I have:
- NewData, a pd.DataFrame to be populated from
- SourceData, a list of dataframes holding source data and
- source, a dataframe holding index values for which dataframe in SourceData is to be assigned.
- indexlen, an integer for the length of indexes in the dataframes
(Using dataframes because it's critical the indexes align.)
For instance, assume that there are 1000 df's in SourceData, and indexlen is 10,000. At 10,000, I will be assigning all columns from SourceData to NewData, moving up the indexes (es because all df's share the same index) until source decrements, at which point I will start assigning the values from all columns in the dataframe in SourceData[999] to NewData, etc.

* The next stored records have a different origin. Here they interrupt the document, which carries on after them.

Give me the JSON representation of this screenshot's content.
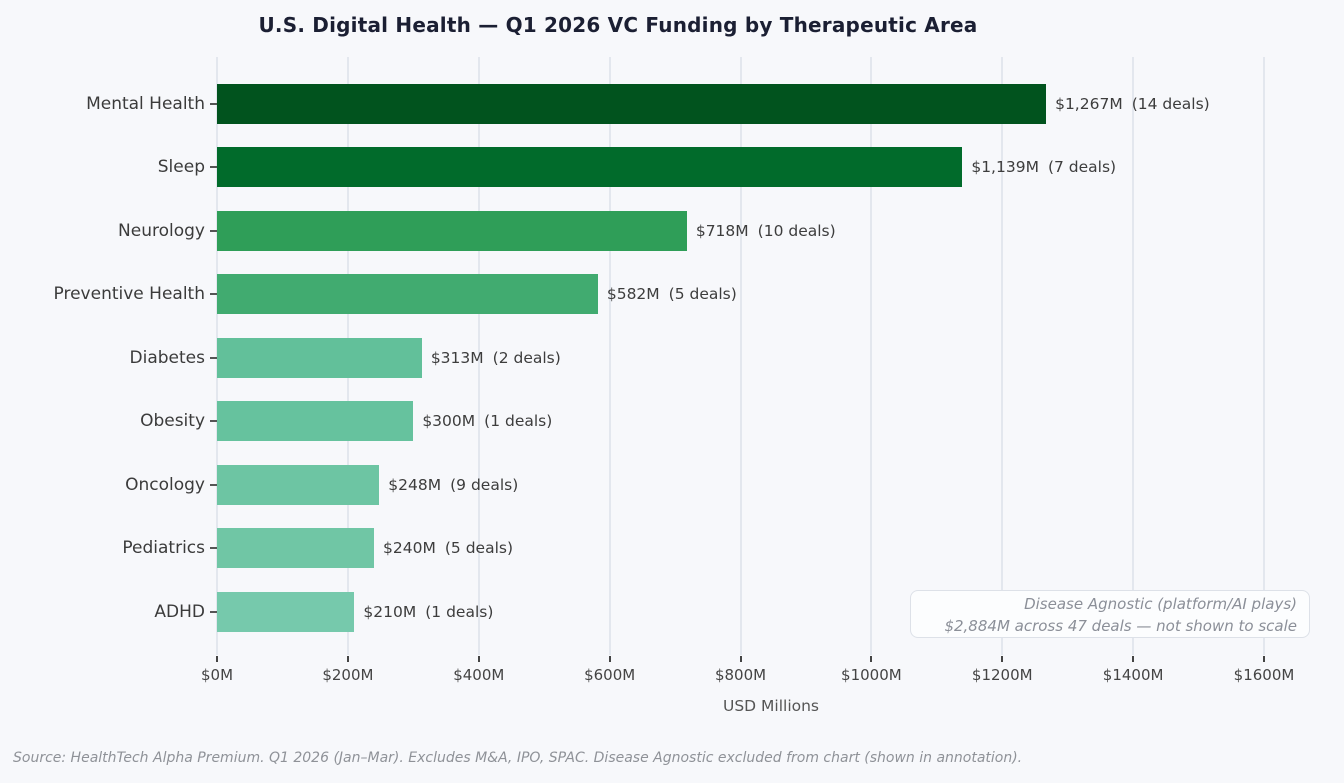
{
  "chart_data": {
    "type": "bar",
    "orientation": "horizontal",
    "title": "U.S. Digital Health — Q1 2026 VC Funding by Therapeutic Area",
    "xlabel": "USD Millions",
    "xlim": [
      0,
      1600
    ],
    "x_ticks": [
      0,
      200,
      400,
      600,
      800,
      1000,
      1200,
      1400,
      1600
    ],
    "x_tick_labels": [
      "$0M",
      "$200M",
      "$400M",
      "$600M",
      "$800M",
      "$1000M",
      "$1200M",
      "$1400M",
      "$1600M"
    ],
    "grid": true,
    "legend": false,
    "categories": [
      "Mental Health",
      "Sleep",
      "Neurology",
      "Preventive Health",
      "Diabetes",
      "Obesity",
      "Oncology",
      "Pediatrics",
      "ADHD"
    ],
    "values": [
      1267,
      1139,
      718,
      582,
      313,
      300,
      248,
      240,
      210
    ],
    "deals": [
      14,
      7,
      10,
      5,
      2,
      1,
      9,
      5,
      1
    ],
    "value_labels": [
      "$1,267M",
      "$1,139M",
      "$718M",
      "$582M",
      "$313M",
      "$300M",
      "$248M",
      "$240M",
      "$210M"
    ],
    "deal_labels": [
      "(14 deals)",
      "(7 deals)",
      "(10 deals)",
      "(5 deals)",
      "(2 deals)",
      "(1 deals)",
      "(9 deals)",
      "(5 deals)",
      "(1 deals)"
    ],
    "bar_colors": [
      "#01531e",
      "#016b2b",
      "#2f9e58",
      "#41ab70",
      "#62c09a",
      "#66c29e",
      "#6dc5a3",
      "#70c6a5",
      "#76c9ac"
    ],
    "annotation": {
      "line1": "Disease Agnostic (platform/AI plays)",
      "line2": "$2,884M across 47 deals — not shown to scale"
    },
    "footer": "Source: HealthTech Alpha Premium. Q1 2026 (Jan–Mar). Excludes M&A, IPO, SPAC. Disease Agnostic excluded from chart (shown in annotation)."
  },
  "colors": {
    "background": "#f7f8fb",
    "grid": "#e3e7ee",
    "title": "#1b1f33",
    "category_label": "#3b3b3b",
    "value_label": "#3d3d3d",
    "tick_label": "#444444",
    "axis_label": "#555555",
    "annotation_text": "#8b8f98",
    "annotation_border": "#dde1e8",
    "annotation_bg": "#fcfdfe",
    "footer": "#8f9298"
  }
}
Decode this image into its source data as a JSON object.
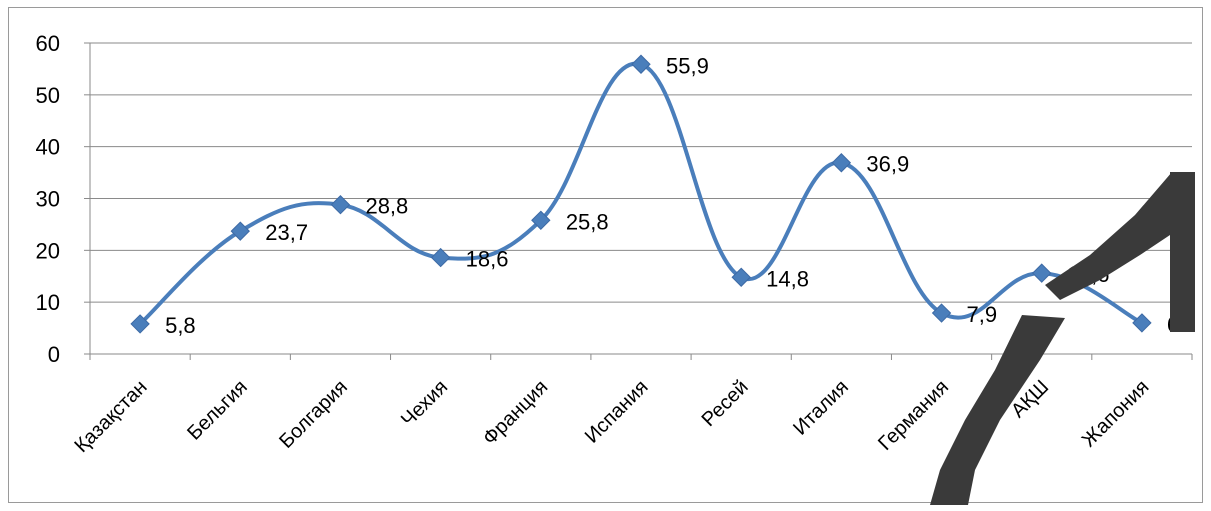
{
  "chart_data": {
    "type": "line",
    "smooth": true,
    "categories": [
      "Қазақстан",
      "Бельгия",
      "Болгария",
      "Чехия",
      "Франция",
      "Испания",
      "Ресей",
      "Италия",
      "Германия",
      "АҚШ",
      "Жапония"
    ],
    "series": [
      {
        "values": [
          5.8,
          23.7,
          28.8,
          18.6,
          25.8,
          55.9,
          14.8,
          36.9,
          7.9,
          15.6,
          6
        ],
        "labels": [
          "5,8",
          "23,7",
          "28,8",
          "18,6",
          "25,8",
          "55,9",
          "14,8",
          "36,9",
          "7,9",
          "15,6",
          "6"
        ],
        "color": "#4a7ebb",
        "marker": "diamond"
      }
    ],
    "ylim": [
      0,
      60
    ],
    "yticks": [
      0,
      10,
      20,
      30,
      40,
      50,
      60
    ],
    "grid": true,
    "legend": "none",
    "title": "",
    "xlabel": "",
    "ylabel": ""
  },
  "watermark": {
    "text": "ГУ",
    "color": "#3a3a3a"
  }
}
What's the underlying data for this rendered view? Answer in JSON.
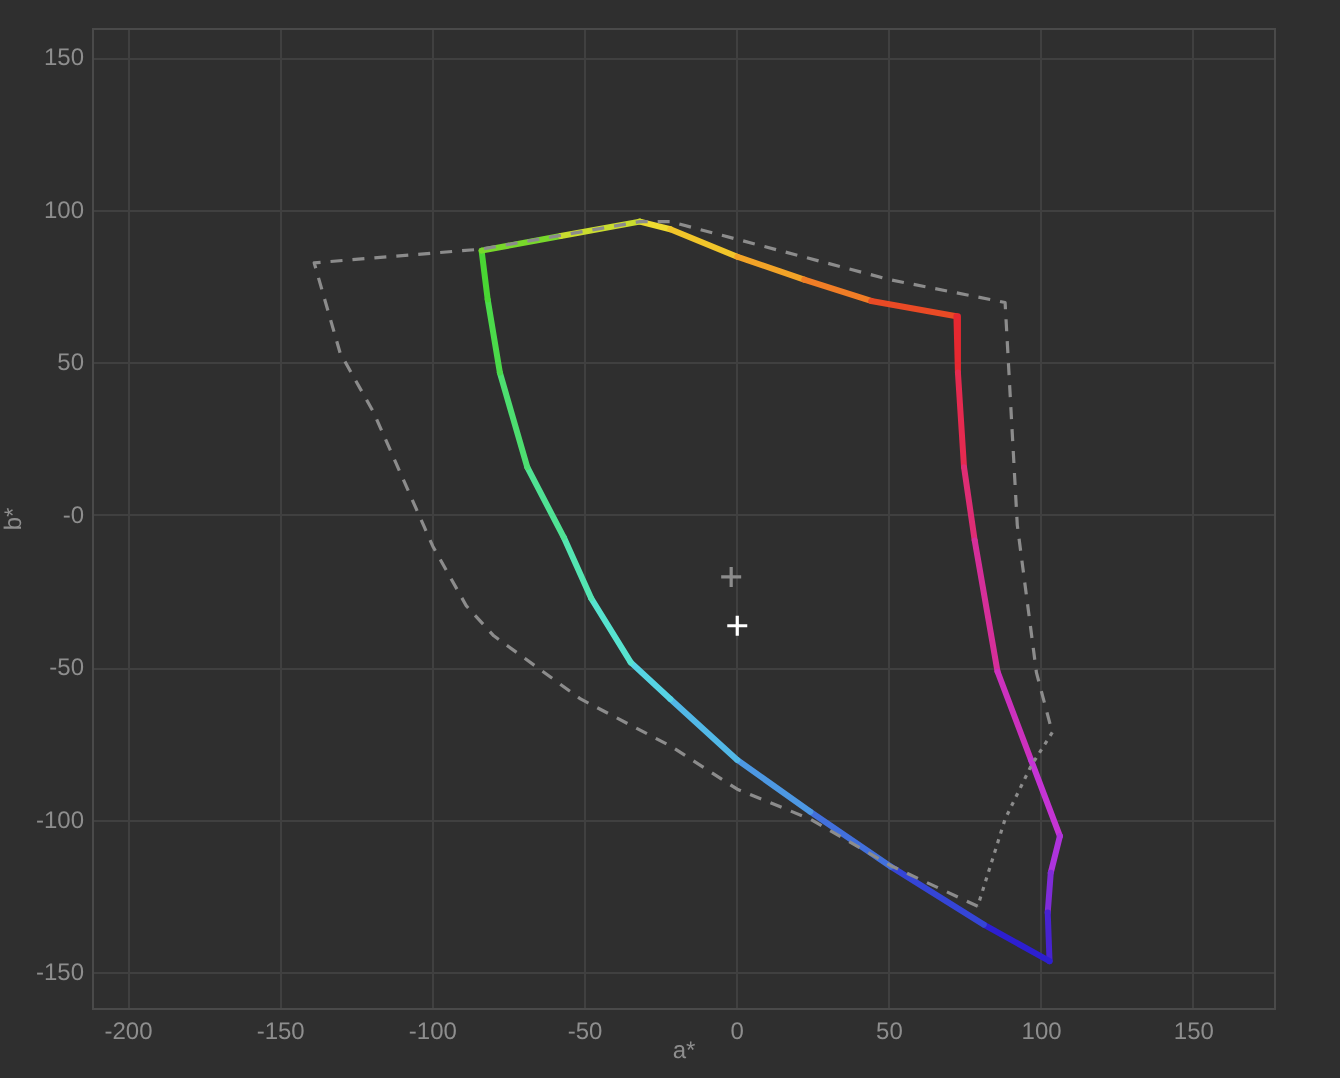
{
  "chart_data": {
    "type": "line",
    "xlabel": "a*",
    "ylabel": "b*",
    "xlim": [
      -212,
      177
    ],
    "ylim": [
      -162,
      160
    ],
    "xticks": [
      -200,
      -150,
      -100,
      -50,
      0,
      50,
      100,
      150
    ],
    "yticks": [
      -150,
      -100,
      -50,
      {
        "value": 0,
        "label": "-0"
      },
      50,
      100,
      150
    ],
    "grid": true,
    "series": [
      {
        "color": "#eedb30",
        "x": [
          -32,
          -22
        ],
        "values": [
          96.5,
          94
        ]
      },
      {
        "color": "#f1c52a",
        "x": [
          -22,
          0
        ],
        "values": [
          94,
          85
        ]
      },
      {
        "color": "#f2a327",
        "x": [
          0,
          22
        ],
        "values": [
          85,
          77.5
        ]
      },
      {
        "color": "#f07d26",
        "x": [
          22,
          44
        ],
        "values": [
          77.5,
          70.5
        ]
      },
      {
        "color": "#ea4a25",
        "x": [
          44,
          72
        ],
        "values": [
          70.5,
          65.5
        ]
      },
      {
        "color": "#e62830",
        "x": [
          72,
          72.5
        ],
        "values": [
          65.5,
          47
        ]
      },
      {
        "color": "#e52a50",
        "x": [
          72.5,
          74.5
        ],
        "values": [
          47,
          16
        ]
      },
      {
        "color": "#de2d74",
        "x": [
          74.5,
          78
        ],
        "values": [
          16,
          -8
        ]
      },
      {
        "color": "#d52f9a",
        "x": [
          78,
          85.5
        ],
        "values": [
          -8,
          -51
        ]
      },
      {
        "color": "#cc31be",
        "x": [
          85.5,
          96.5
        ],
        "values": [
          -51,
          -80
        ]
      },
      {
        "color": "#c534d4",
        "x": [
          96.5,
          106
        ],
        "values": [
          -80,
          -105
        ]
      },
      {
        "color": "#ae33dc",
        "x": [
          106,
          103
        ],
        "values": [
          -105,
          -117
        ]
      },
      {
        "color": "#7f2cd8",
        "x": [
          103,
          102
        ],
        "values": [
          -117,
          -130
        ]
      },
      {
        "color": "#4723d0",
        "x": [
          102,
          102.6
        ],
        "values": [
          -130,
          -146
        ]
      },
      {
        "color": "#2d1fd0",
        "x": [
          102.6,
          81
        ],
        "values": [
          -146,
          -134
        ]
      },
      {
        "color": "#3545d6",
        "x": [
          81,
          50.5
        ],
        "values": [
          -134,
          -115
        ]
      },
      {
        "color": "#4270dc",
        "x": [
          50.5,
          24
        ],
        "values": [
          -115,
          -97
        ]
      },
      {
        "color": "#4d98e3",
        "x": [
          24,
          0
        ],
        "values": [
          -97,
          -80
        ]
      },
      {
        "color": "#52b8e7",
        "x": [
          0,
          -22
        ],
        "values": [
          -80,
          -60
        ]
      },
      {
        "color": "#56d4e4",
        "x": [
          -22,
          -35
        ],
        "values": [
          -60,
          -48
        ]
      },
      {
        "color": "#57e3d0",
        "x": [
          -35,
          -48
        ],
        "values": [
          -48,
          -27
        ]
      },
      {
        "color": "#54e5b2",
        "x": [
          -48,
          -57
        ],
        "values": [
          -27,
          -7
        ]
      },
      {
        "color": "#50e294",
        "x": [
          -57,
          -69
        ],
        "values": [
          -7,
          16
        ]
      },
      {
        "color": "#4dde70",
        "x": [
          -69,
          -78
        ],
        "values": [
          16,
          47
        ]
      },
      {
        "color": "#4bda4a",
        "x": [
          -78,
          -82
        ],
        "values": [
          47,
          71
        ]
      },
      {
        "color": "#49d633",
        "x": [
          -82,
          -84
        ],
        "values": [
          71,
          87
        ]
      },
      {
        "color": "#78d82b",
        "x": [
          -84,
          -58
        ],
        "values": [
          87,
          91.8
        ]
      },
      {
        "color": "#cadd2f",
        "x": [
          -58,
          -32
        ],
        "values": [
          91.8,
          96.5
        ]
      },
      {
        "color": "#8c8c8c",
        "line_style": "dashed",
        "x": [
          79,
          50.5,
          24,
          0,
          -22,
          -51.5,
          -80,
          -89,
          -100,
          -119.5,
          -130.5,
          -139,
          -84,
          -32,
          -22,
          50,
          88,
          92,
          98.3,
          103.5
        ],
        "values": [
          -128,
          -114.7,
          -99.4,
          -89.6,
          -75.4,
          -60,
          -39.3,
          -29.5,
          -10,
          34,
          53.5,
          83,
          87.5,
          96.5,
          96.5,
          77.5,
          70,
          -3,
          -51.4,
          -71
        ]
      },
      {
        "color": "#8c8c8c",
        "line_style": "dotted",
        "x": [
          103.5,
          96.5,
          88,
          79
        ],
        "values": [
          -71,
          -82,
          -99.4,
          -128
        ]
      },
      {
        "type": "scatter",
        "color": "#8c8c8c",
        "marker": "cross",
        "x": [
          -2
        ],
        "values": [
          -20
        ]
      },
      {
        "type": "scatter",
        "color": "#ffffff",
        "marker": "cross",
        "x": [
          0
        ],
        "values": [
          -36
        ]
      }
    ]
  }
}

I'm currently doing this with a loop:
for j in range(1, indexlen + 1):
NewData[j] = SourceData[source[j]].ix[j,:]
I would like to do this without using a loop, but I don't know how to broadcast this. I'm sure I'm missing something obvious, but any help would be appreciate. Thank you!
Edit: I made source a list, because I figured that was more efficient to access by element.
In response to a question about the dataframes, they are standard price data:
>>>SourceData[1].head()
bpz1975 Open High Low Close Vol OI
1975-02-13 2.275 2.275 2.275 2.275 0 50
1975-02-14 2.275 2.275 2.275 2.275 0 50
1975-02-18 2.275 2.275 2.275 2.275 0 50
1975-02-19 2.290 2.290 2.290 2.290 0 50
1975-02-20 2.290 2.290 2.290 2.290 0 50
In this case, reading in all months of a futures contract and then applying roll logic to create a series.